In other recent activity, Babkin attended the three large wintertime street protests to demand fair elections. He said the State Duma, elected amid reports of massive vote-rigging, doesn't have full legitimacy.
A referendum is "impossible" to organize with the complex requirements of current law — such as signature collection — unless the government throws its weight behind the effort, Petrov said. But the calls against the WTO reflect the concerns of some businesses, he said.
Babkin said the import duty on a used harvester would drop to 5 percent from 25 percent. "Russia will become a dump for second-hand harvesters from all over the world," he said.
Foreign equipment producers will likely gain an advantage on the domestic market because they have access to cheaper loans and benefit from their governments' export-support programs, Babkin predicted.
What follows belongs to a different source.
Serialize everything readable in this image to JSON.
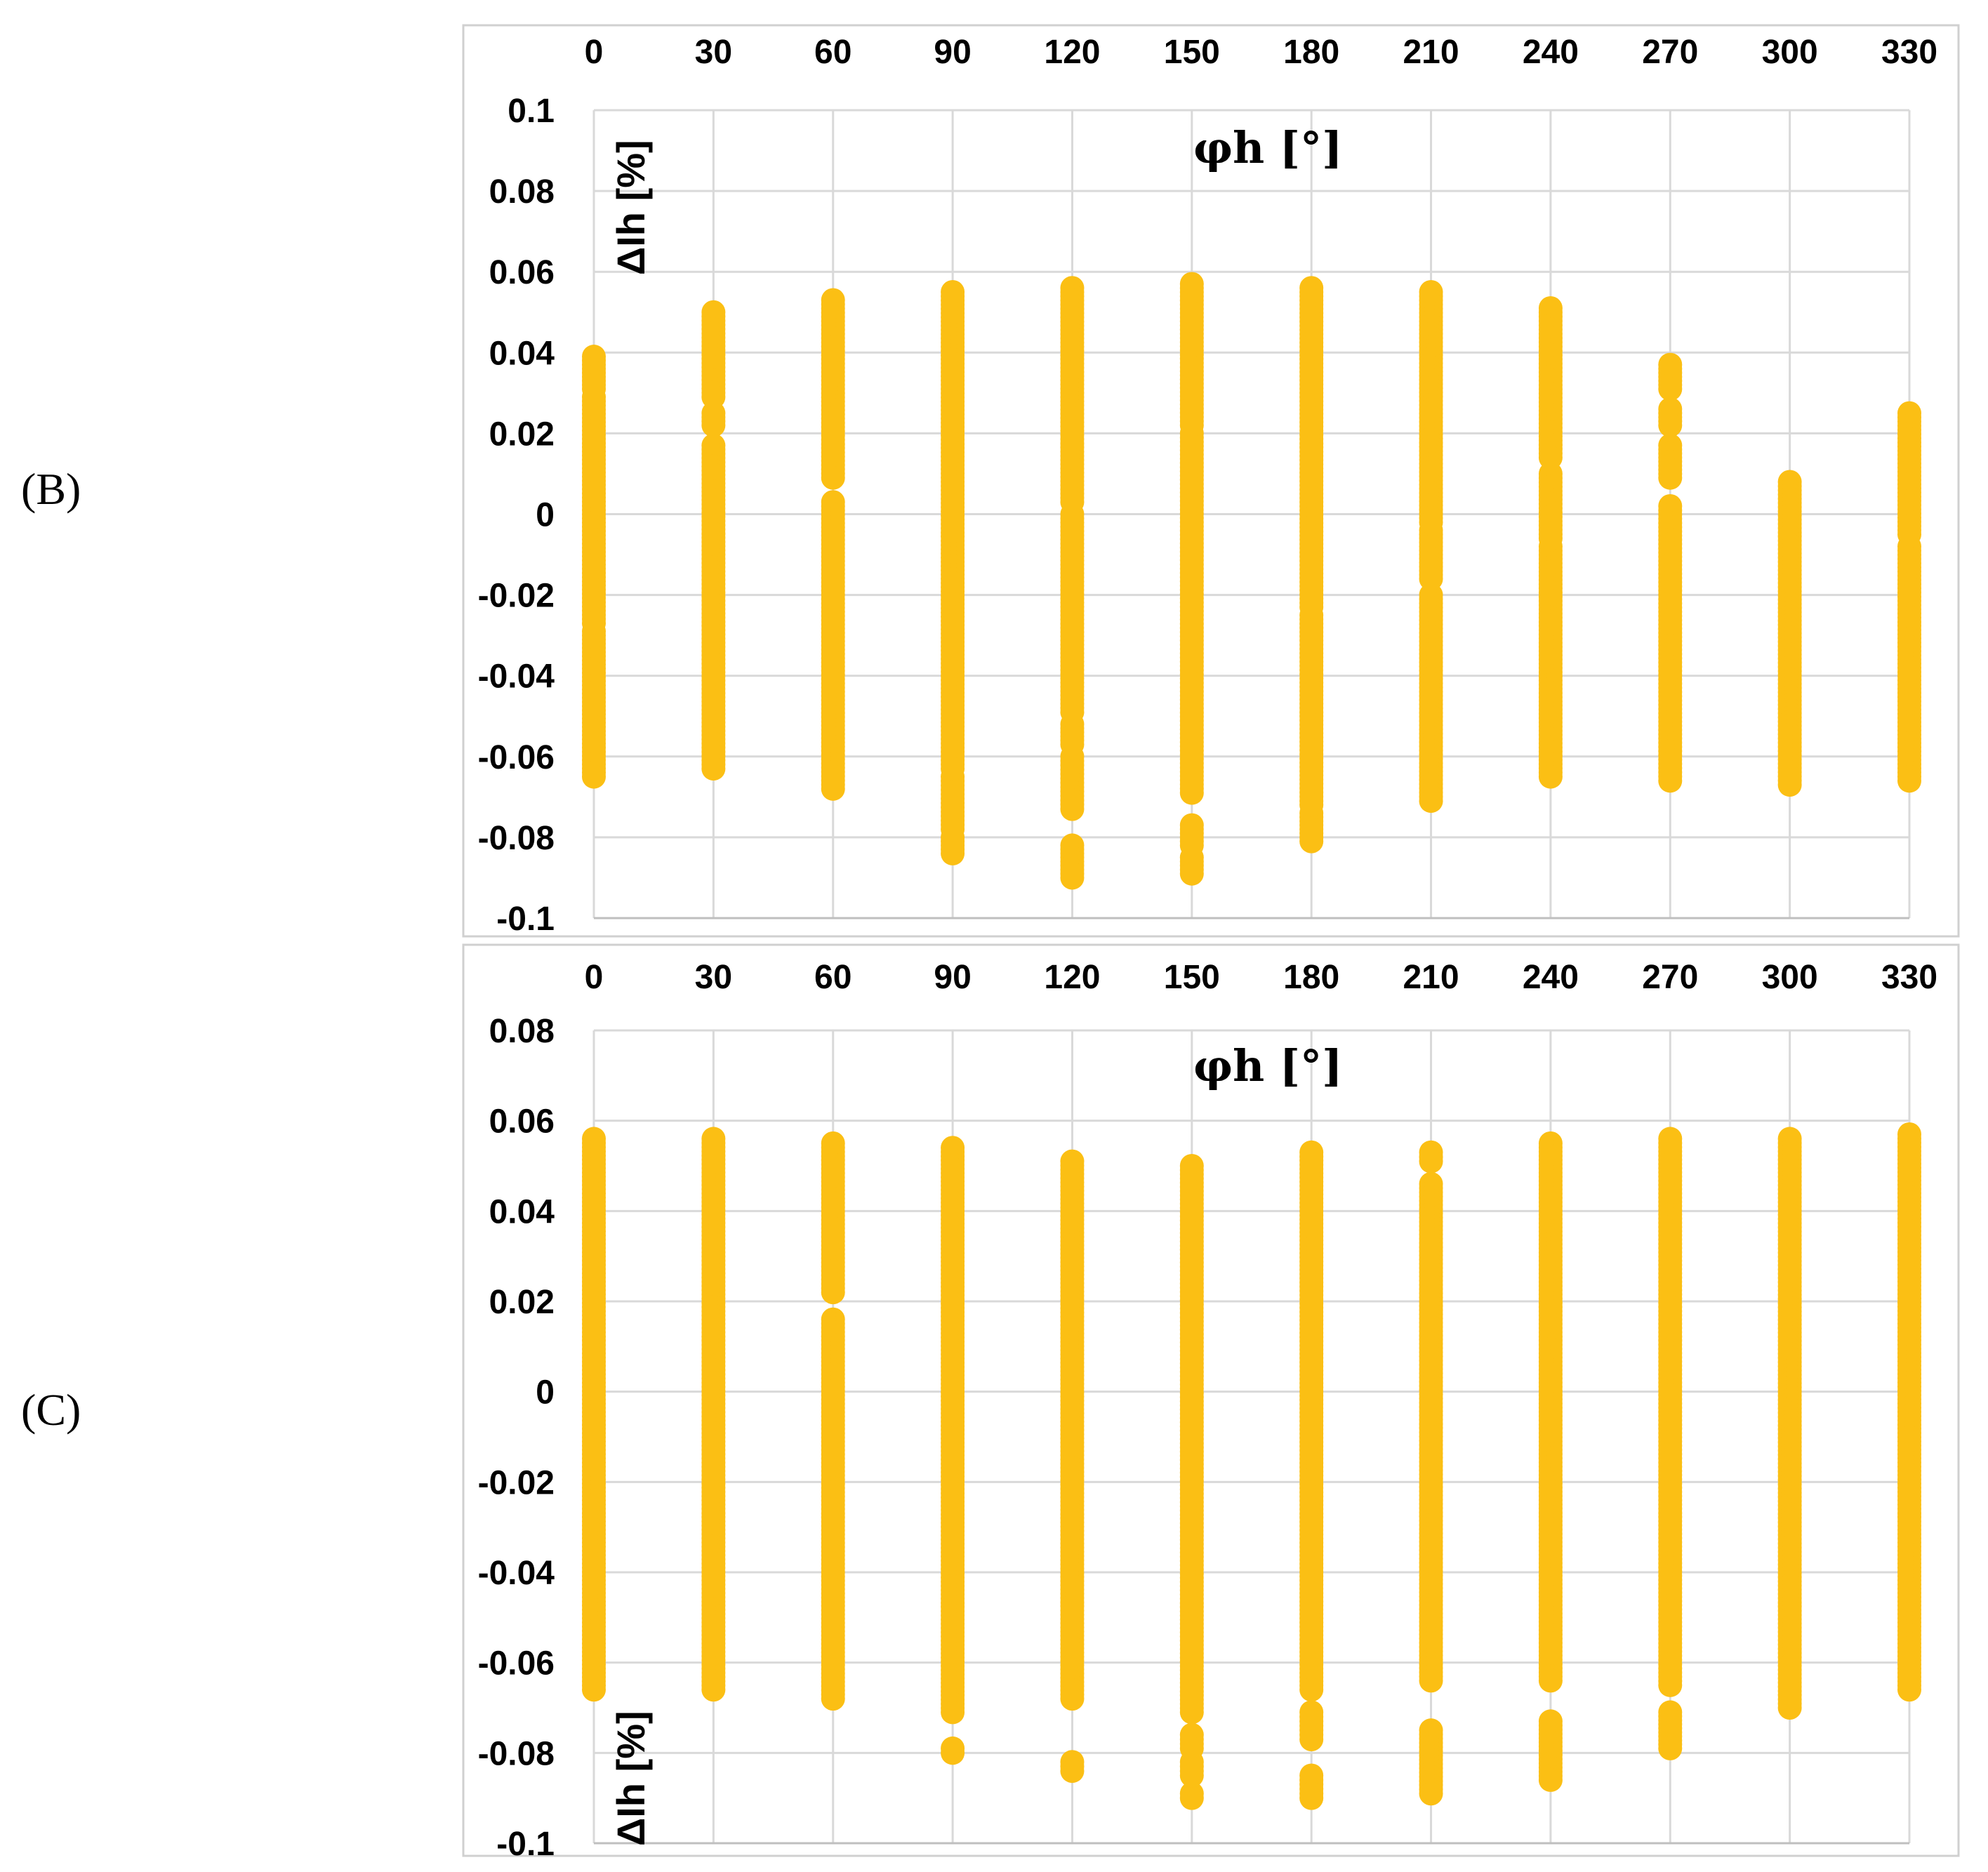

Russian farmers will produce less if food imports grow, which will reduce their demand for equipment, he said.
Moody's said last month that Russia's accession to the WTO would hurt domestic manufacturers of agricultural machinery and equipment because they weren't competitive globally and had limited capabilities to improve the situation.
A connoisseur of Soviet art, Babkin praises the optimism the paintings project. The largest canvas in his office, by Konstantin Frolov, depicts a group of bundled-up pilots — and perhaps engineers — huddling over a map as they ready for a flight on a small ski-plane that sits on the snow in the background.
He made a comment that suggested the WTO holds out less promise for its next member Russia than the life those men idealized.
"Those were times when people were enthusiastic and believed in a bright future," he said. "These paintings give off a positive spirit."